There is a Phys Rev D paper from 2007 ("Constraining torsion with Gravity Probe B", by Mao, Tegmark, Guth and Cabi, gr-qc:0608121) which discusses testing torsion using Gravity Probe B, and provides bounds on some parameters given the preliminary data available at the time. A more recent PhD thesis by one of the authors contains a somewhat updated version, see arXiv:0808.2063. However, there is another paper by Flanagan and Rosenthal (arxiv:07041447) which appears to show that theories of the form discussed in these other papers are only internally consistent for ranges of parameters which do not produce effects detectable by Gravity Probe B.

Looking through the papers citing these papers, there appears to be no updated analysis with respect to bounds on torsion. That said, this is far from my area of expertise, so perhaps someone else can give you an authoritative answer.

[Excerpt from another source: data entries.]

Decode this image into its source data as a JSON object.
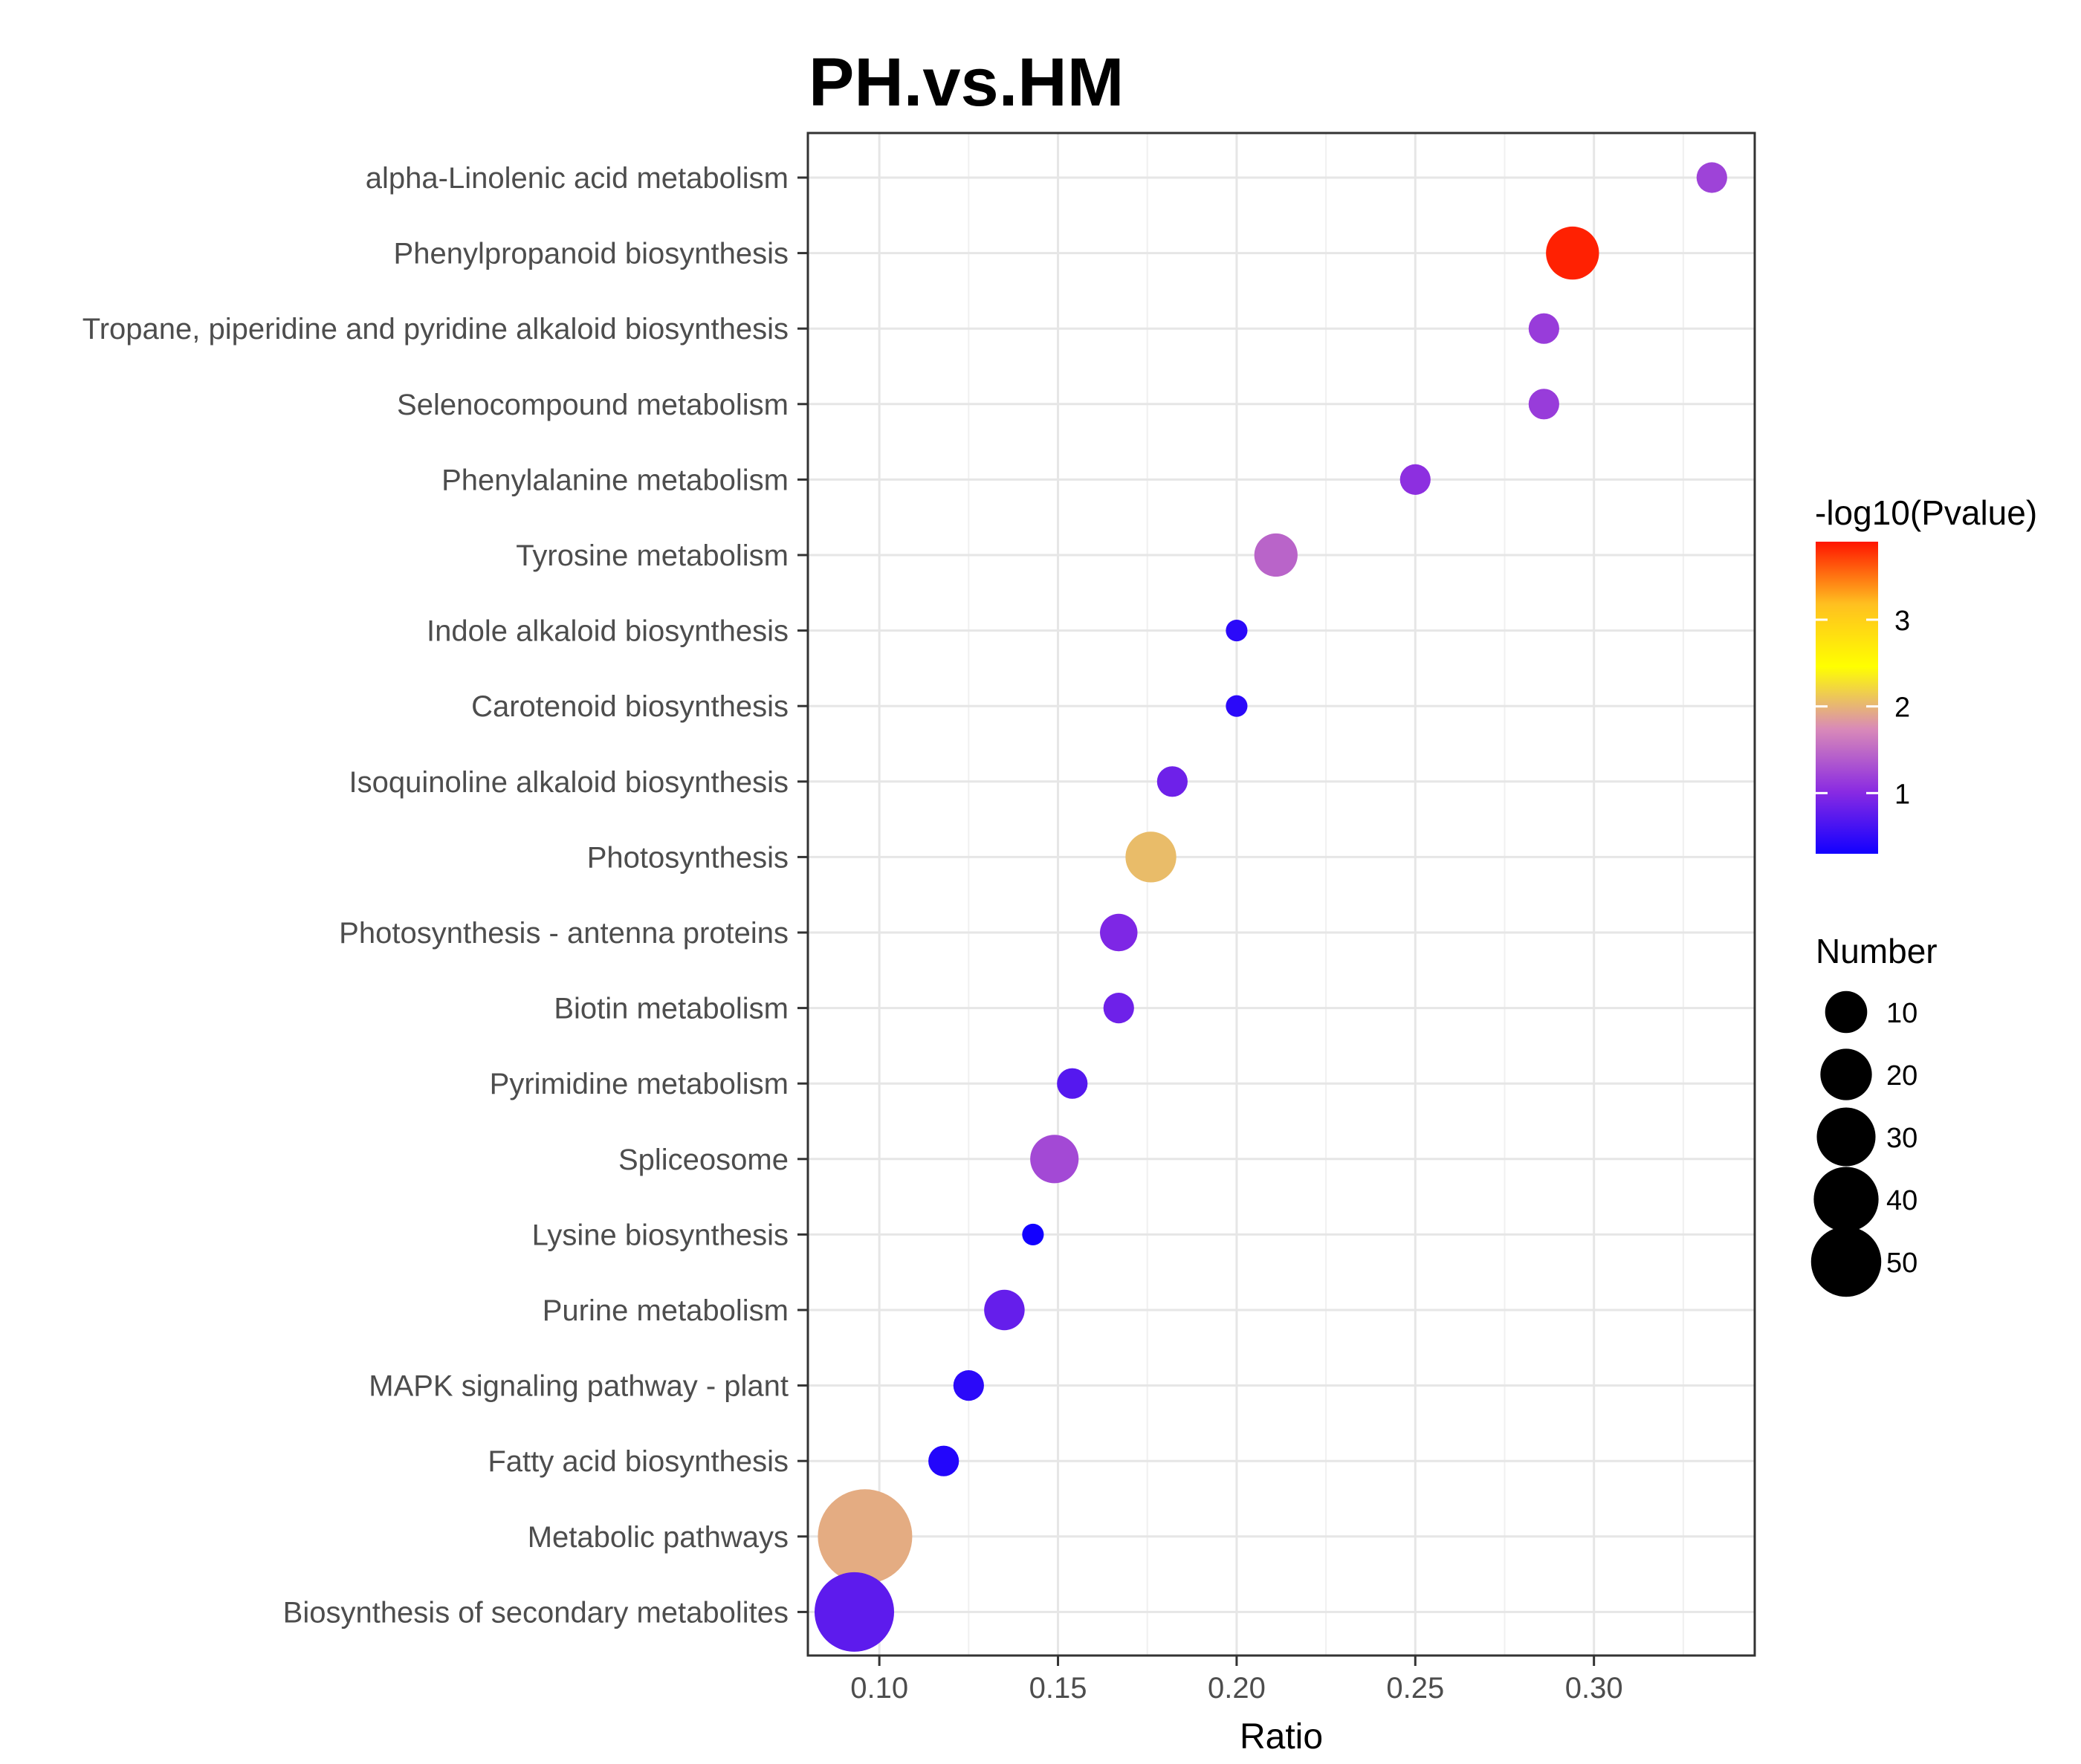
{
  "chart_data": {
    "type": "scatter",
    "title": "PH.vs.HM",
    "xlabel": "Ratio",
    "ylabel": "",
    "xlim": [
      0.08,
      0.345
    ],
    "xticks": [
      0.1,
      0.15,
      0.2,
      0.25,
      0.3
    ],
    "xtick_labels": [
      "0.10",
      "0.15",
      "0.20",
      "0.25",
      "0.30"
    ],
    "grid": true,
    "categories": [
      "alpha-Linolenic acid metabolism",
      "Phenylpropanoid biosynthesis",
      "Tropane, piperidine and pyridine alkaloid biosynthesis",
      "Selenocompound metabolism",
      "Phenylalanine metabolism",
      "Tyrosine metabolism",
      "Indole alkaloid biosynthesis",
      "Carotenoid biosynthesis",
      "Isoquinoline alkaloid biosynthesis",
      "Photosynthesis",
      "Photosynthesis - antenna proteins",
      "Biotin metabolism",
      "Pyrimidine metabolism",
      "Spliceosome",
      "Lysine biosynthesis",
      "Purine metabolism",
      "MAPK signaling pathway - plant",
      "Fatty acid biosynthesis",
      "Metabolic pathways",
      "Biosynthesis of secondary metabolites"
    ],
    "ratio": [
      0.333,
      0.294,
      0.286,
      0.286,
      0.25,
      0.211,
      0.2,
      0.2,
      0.182,
      0.176,
      0.167,
      0.167,
      0.154,
      0.149,
      0.143,
      0.135,
      0.125,
      0.118,
      0.096,
      0.093
    ],
    "neg_log10_pvalue": [
      1.2,
      3.85,
      1.15,
      1.15,
      1.05,
      1.45,
      0.45,
      0.45,
      0.85,
      2.05,
      0.95,
      0.85,
      0.7,
      1.25,
      0.3,
      0.8,
      0.45,
      0.4,
      1.95,
      0.75
    ],
    "number": [
      4,
      12,
      4,
      4,
      4,
      8,
      2,
      2,
      4,
      11,
      6,
      4,
      4,
      10,
      2,
      7,
      4,
      4,
      38,
      27
    ],
    "color_legend": {
      "title": "-log10(Pvalue)",
      "range": [
        0.3,
        3.9
      ],
      "ticks": [
        1,
        2,
        3
      ],
      "tick_labels": [
        "1",
        "2",
        "3"
      ],
      "colors": [
        "#1200ff",
        "#8a2be2",
        "#d98ab8",
        "#ffff00",
        "#ffc020",
        "#ff1500"
      ],
      "position": "right"
    },
    "size_legend": {
      "title": "Number",
      "values": [
        10,
        20,
        30,
        40,
        50
      ],
      "labels": [
        "10",
        "20",
        "30",
        "40",
        "50"
      ],
      "position": "right"
    }
  }
}
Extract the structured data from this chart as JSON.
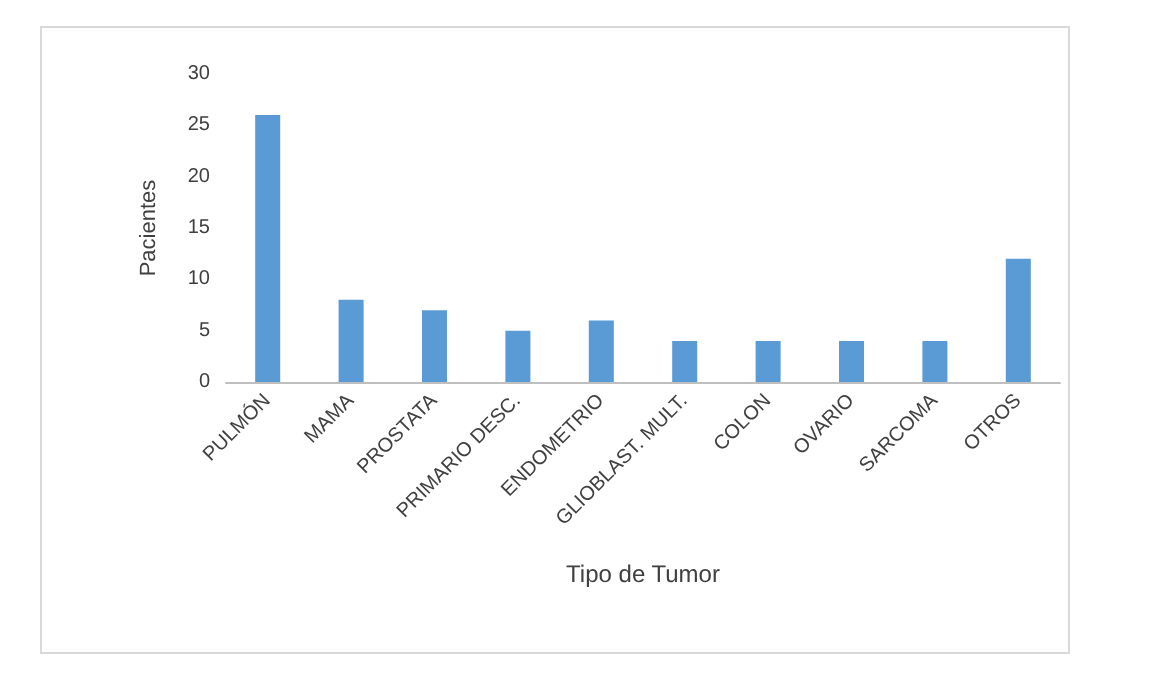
{
  "chart_data": {
    "type": "bar",
    "xlabel": "Tipo de Tumor",
    "ylabel": "Pacientes",
    "categories": [
      "PULMÓN",
      "MAMA",
      "PROSTATA",
      "PRIMARIO DESC.",
      "ENDOMETRIO",
      "GLIOBLAST. MULT.",
      "COLON",
      "OVARIO",
      "SARCOMA",
      "OTROS"
    ],
    "values": [
      26,
      8,
      7,
      5,
      6,
      4,
      4,
      4,
      4,
      12
    ],
    "color": "#5b9bd5",
    "ylim": [
      0,
      30
    ],
    "yticks": [
      0,
      5,
      10,
      15,
      20,
      25,
      30
    ],
    "grid": false
  }
}
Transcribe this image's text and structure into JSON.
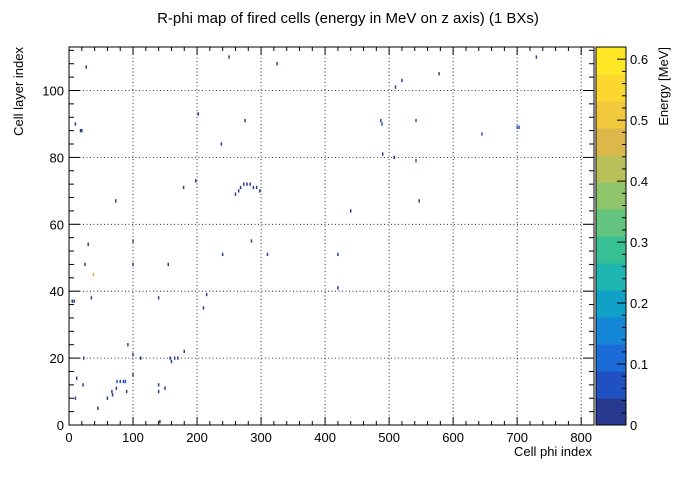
{
  "chart_data": {
    "type": "heatmap",
    "title": "R-phi map of fired cells (energy in MeV on z axis) (1 BXs)",
    "xlabel": "Cell phi index",
    "ylabel": "Cell layer index",
    "zlabel": "Energy [MeV]",
    "xlim": [
      0,
      820
    ],
    "ylim": [
      0,
      113
    ],
    "zlim": [
      0,
      0.62
    ],
    "x_ticks": [
      0,
      100,
      200,
      300,
      400,
      500,
      600,
      700,
      800
    ],
    "y_ticks": [
      0,
      20,
      40,
      60,
      80,
      100
    ],
    "z_ticks": [
      0,
      0.1,
      0.2,
      0.3,
      0.4,
      0.5,
      0.6
    ],
    "grid": true,
    "colormap": "parula-like",
    "colors": [
      "#283a8f",
      "#2051c0",
      "#1a6ad8",
      "#1487d9",
      "#11a0c6",
      "#1fb5b0",
      "#38c095",
      "#62c47d",
      "#8ec46a",
      "#b8c05a",
      "#dcb84b",
      "#f0c93c",
      "#fad82f",
      "#fde725"
    ],
    "cells": [
      [
        27,
        107,
        0.02
      ],
      [
        250,
        110,
        0.03
      ],
      [
        325,
        108,
        0.02
      ],
      [
        730,
        110,
        0.02
      ],
      [
        578,
        105,
        0.03
      ],
      [
        520,
        103,
        0.02
      ],
      [
        510,
        101,
        0.02
      ],
      [
        202,
        93,
        0.01
      ],
      [
        10,
        90,
        0.04
      ],
      [
        18,
        88,
        0.03
      ],
      [
        20,
        88,
        0.04
      ],
      [
        275,
        91,
        0.02
      ],
      [
        487,
        91,
        0.03
      ],
      [
        489,
        90,
        0.05
      ],
      [
        542,
        91,
        0.05
      ],
      [
        645,
        87,
        0.05
      ],
      [
        700,
        89,
        0.05
      ],
      [
        703,
        89,
        0.05
      ],
      [
        238,
        84,
        0.01
      ],
      [
        490,
        81,
        0.02
      ],
      [
        508,
        80,
        0.02
      ],
      [
        542,
        79,
        0.05
      ],
      [
        547,
        67,
        0.02
      ],
      [
        179,
        71,
        0.02
      ],
      [
        198,
        73,
        0.01
      ],
      [
        73,
        67,
        0.02
      ],
      [
        260,
        69,
        0.04
      ],
      [
        265,
        70,
        0.04
      ],
      [
        268,
        71,
        0.04
      ],
      [
        273,
        72,
        0.04
      ],
      [
        278,
        72,
        0.04
      ],
      [
        283,
        72,
        0.04
      ],
      [
        288,
        71,
        0.04
      ],
      [
        293,
        71,
        0.04
      ],
      [
        298,
        70,
        0.04
      ],
      [
        440,
        64,
        0.02
      ],
      [
        100,
        55,
        0.02
      ],
      [
        285,
        55,
        0.04
      ],
      [
        30,
        54,
        0.01
      ],
      [
        240,
        51,
        0.04
      ],
      [
        310,
        51,
        0.02
      ],
      [
        420,
        51,
        0.02
      ],
      [
        155,
        48,
        0.02
      ],
      [
        100,
        48,
        0.01
      ],
      [
        25,
        48,
        0.01
      ],
      [
        38,
        45,
        0.45
      ],
      [
        420,
        41,
        0.01
      ],
      [
        5,
        37,
        0.03
      ],
      [
        8,
        37,
        0.04
      ],
      [
        35,
        38,
        0.03
      ],
      [
        140,
        38,
        0.01
      ],
      [
        215,
        39,
        0.01
      ],
      [
        210,
        35,
        0.01
      ],
      [
        92,
        24,
        0.01
      ],
      [
        112,
        20,
        0.03
      ],
      [
        100,
        21,
        0.02
      ],
      [
        180,
        22,
        0.01
      ],
      [
        170,
        20,
        0.03
      ],
      [
        165,
        20,
        0.02
      ],
      [
        160,
        19,
        0.04
      ],
      [
        158,
        20,
        0.02
      ],
      [
        23,
        20,
        0.02
      ],
      [
        12,
        14,
        0.01
      ],
      [
        75,
        13,
        0.05
      ],
      [
        80,
        13,
        0.05
      ],
      [
        85,
        13,
        0.05
      ],
      [
        88,
        13,
        0.05
      ],
      [
        74,
        11,
        0.04
      ],
      [
        67,
        10,
        0.03
      ],
      [
        68,
        9,
        0.02
      ],
      [
        22,
        12,
        0.02
      ],
      [
        140,
        12,
        0.01
      ],
      [
        100,
        15,
        0.01
      ],
      [
        150,
        11,
        0.02
      ],
      [
        90,
        10,
        0.02
      ],
      [
        140,
        10,
        0.02
      ],
      [
        60,
        8,
        0.02
      ],
      [
        10,
        8,
        0.02
      ],
      [
        45,
        5,
        0.03
      ],
      [
        142,
        1,
        0.02
      ]
    ]
  }
}
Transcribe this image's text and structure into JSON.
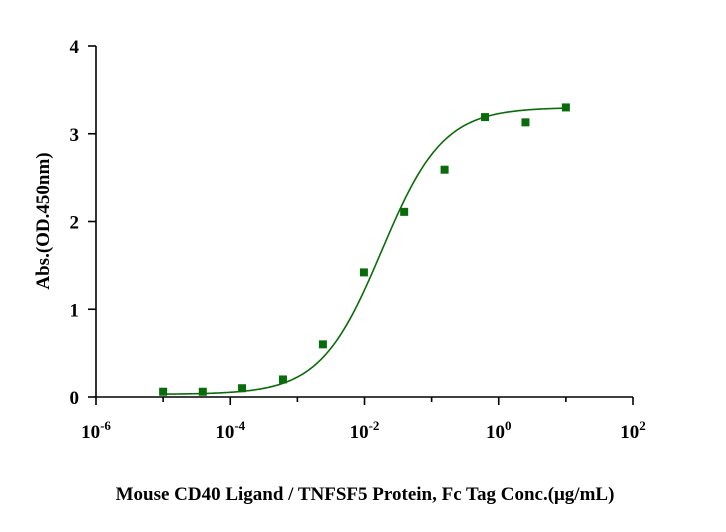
{
  "chart_data": {
    "type": "scatter",
    "title": "",
    "xlabel": "Mouse CD40 Ligand / TNFSF5 Protein, Fc Tag Conc.(μg/mL)",
    "ylabel": "Abs.(OD.450nm)",
    "xscale": "log",
    "xlim": [
      1e-06,
      100
    ],
    "ylim": [
      0,
      4
    ],
    "x_tick_labels": [
      {
        "base": "10",
        "exp": "-6"
      },
      {
        "base": "10",
        "exp": "-4"
      },
      {
        "base": "10",
        "exp": "-2"
      },
      {
        "base": "10",
        "exp": "0"
      },
      {
        "base": "10",
        "exp": "2"
      }
    ],
    "y_tick_labels": [
      "0",
      "1",
      "2",
      "3",
      "4"
    ],
    "grid": false,
    "legend": "none",
    "series": [
      {
        "marker": "square",
        "color": "#0a6b0a",
        "points": [
          {
            "x": 1e-05,
            "y": 0.06
          },
          {
            "x": 3.9e-05,
            "y": 0.06
          },
          {
            "x": 0.00015,
            "y": 0.1
          },
          {
            "x": 0.00061,
            "y": 0.2
          },
          {
            "x": 0.0024,
            "y": 0.6
          },
          {
            "x": 0.0098,
            "y": 1.42
          },
          {
            "x": 0.039,
            "y": 2.11
          },
          {
            "x": 0.156,
            "y": 2.59
          },
          {
            "x": 0.625,
            "y": 3.19
          },
          {
            "x": 2.5,
            "y": 3.13
          },
          {
            "x": 10,
            "y": 3.3
          }
        ]
      }
    ],
    "fit_curve": {
      "model": "4PL",
      "color": "#0a6b0a",
      "bottom": 0.03,
      "top": 3.3,
      "ec50": 0.018,
      "hill": 0.95
    }
  }
}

Like Joe, this isn't my area of expertise, but there are some more recent papers that I know of. Another Phys. Rev. D paper from Feb. 2011 (Constraining spacetime torsion with the Moon and Mercury, arxiv:1101.2789v2) has been on my computer for a couple months, but I haven't looked at it yet. The same authors wrote a July 2011 paper (Constraining spacetime torsion with LAGEOS, arXiv:1101.2791v3), which I know even less about than the previous one. A basic overview of the group's work is available here, and it appears that some more results may be forthcoming. As I haven't read any of the papers seriously, I can't personally speak for their accuracy.